Batteries How far to discharge a battery

murankar

Staff member
Now that makes me think a bit. If the charger removes power does the mah counter go down, or does it stay the same?

The reason for the question is that if the mah (on the screen) does not go down on discharge then when the power is replaced you may end up with a false mah reading on the screen. This could show more mah being replaced.
 

Lee

Well-Known Member
As the battery charges, if one cell charges faster than the other, the balancer doesn't take the mah out of the battery, it allows the charge from the high cell to be distributed to the lower cells. So the Mah should give a true reading of the battery capacity. I rudimentary visual would be those stacks of champagne glasses that the guy pours in to the top one and when its full it flows into the others, but obviously the battery doesn't allow one cell to charge completely before distributing to the other cells.
Some more expensive chargers like the Powerlab 6 or 8 charge each cell separately with in the battery. this allow it to keep a better eye on the health of the Battery, and do a better job of balancing them.
 

RandyDSok

Well-Known Member
As the battery charges, if one cell charges faster than the other, the balancer doesn't take the mah out of the battery, it allows the charge from the high cell to be distributed to the lower cells.

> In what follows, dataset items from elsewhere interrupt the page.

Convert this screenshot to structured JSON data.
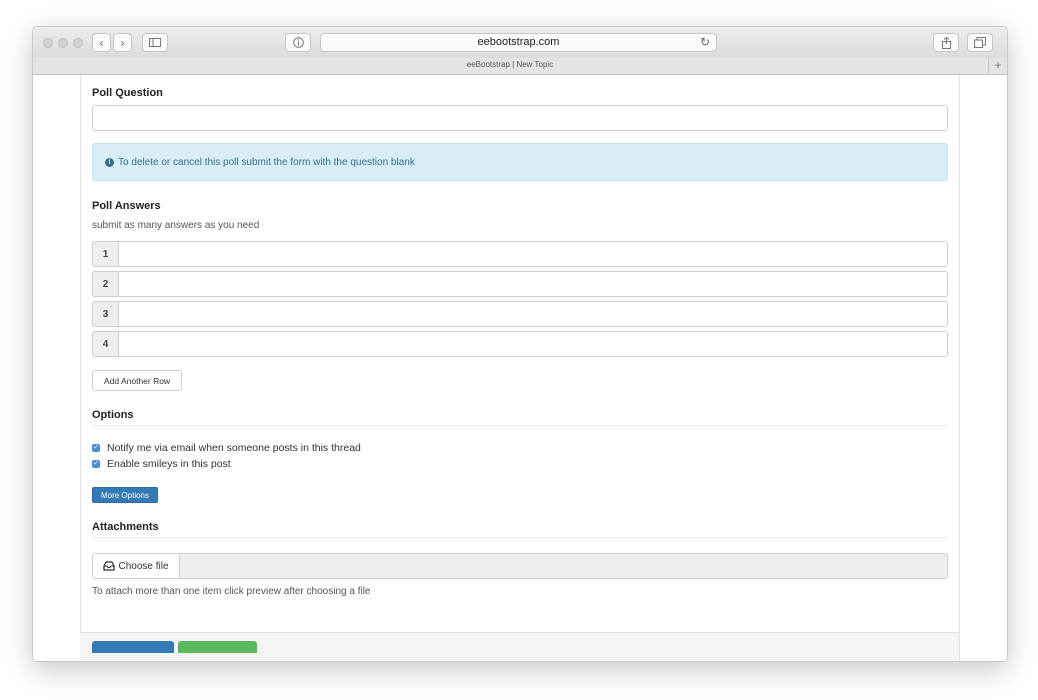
{
  "browser": {
    "url": "eebootstrap.com",
    "tab_title": "eeBootstrap | New Topic",
    "back_icon": "chevron-left-icon",
    "forward_icon": "chevron-right-icon",
    "plus": "+"
  },
  "form": {
    "poll_question_label": "Poll Question",
    "alert_text": "To delete or cancel this poll submit the form with the question blank",
    "poll_answers_label": "Poll Answers",
    "poll_answers_help": "submit as many answers as you need",
    "answers": [
      "1",
      "2",
      "3",
      "4"
    ],
    "add_row_label": "Add Another Row",
    "options_label": "Options",
    "option_notify": "Notify me via email when someone posts in this thread",
    "option_smileys": "Enable smileys in this post",
    "more_options_label": "More Options",
    "attachments_label": "Attachments",
    "choose_file_label": "Choose file",
    "attach_help": "To attach more than one item click preview after choosing a file"
  },
  "colors": {
    "primary": "#337ab7",
    "success": "#5cb85c",
    "alert_bg": "#d9edf7",
    "alert_text": "#31708f"
  }
}
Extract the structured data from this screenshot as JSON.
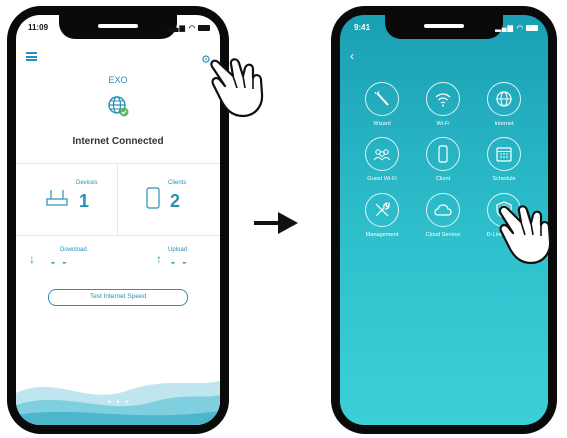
{
  "phone1": {
    "status_time": "11:09",
    "device_name": "EXO",
    "connection_status": "Internet Connected",
    "devices": {
      "label": "Devices",
      "value": "1"
    },
    "clients": {
      "label": "Clients",
      "value": "2"
    },
    "download": {
      "label": "Download",
      "value": "- -"
    },
    "upload": {
      "label": "Upload",
      "value": "- -"
    },
    "test_button": "Test Internet Speed"
  },
  "phone2": {
    "status_time": "9:41",
    "tiles": [
      {
        "label": "Wizard",
        "icon": "wand-icon"
      },
      {
        "label": "Wi-Fi",
        "icon": "wifi-icon"
      },
      {
        "label": "Internet",
        "icon": "globe-icon"
      },
      {
        "label": "Guest Wi-Fi",
        "icon": "guest-wifi-icon"
      },
      {
        "label": "Client",
        "icon": "phone-icon"
      },
      {
        "label": "Schedule",
        "icon": "calendar-icon"
      },
      {
        "label": "Management",
        "icon": "tools-icon"
      },
      {
        "label": "Cloud Service",
        "icon": "cloud-icon"
      },
      {
        "label": "D-Link defend",
        "icon": "shield-icon"
      }
    ]
  },
  "colors": {
    "accent": "#2a8fb8",
    "teal_bg": "#2fc0cd",
    "frame": "#0a0a0a"
  }
}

That is not what I observe on the charger I use... and if that is what was happening, it wouldn't explain a battery taking more MAH than it is rated at when only 70-80% of the total MAH was removed.
 

murankar

Staff member
On my charger I have an mah limit set at 2200 mah. So no matter what my batteries will on go that far.
 

Lee

Well-Known Member
That is not what I observe on the charger I use... and if that is what was happening, it wouldn't explain a battery taking more MAH than it is rated at when only 70-80% of the total MAH was removed.

It could be because a lot of batteries have a higher capacity than they specify on the sticker.
 

Tony

Staff member
This is turning into another charger war. Plain and simple, when flying, don't discharge past about 3.4vpc, for storage, 3.8vpc.
 

murankar

Staff member
Everything electronic is labeled lower than what it can handle. Just like cpu's in a computer, they all can outperform the list rated speed. The ratings are there to inform the consumer what the product can do under normal operation.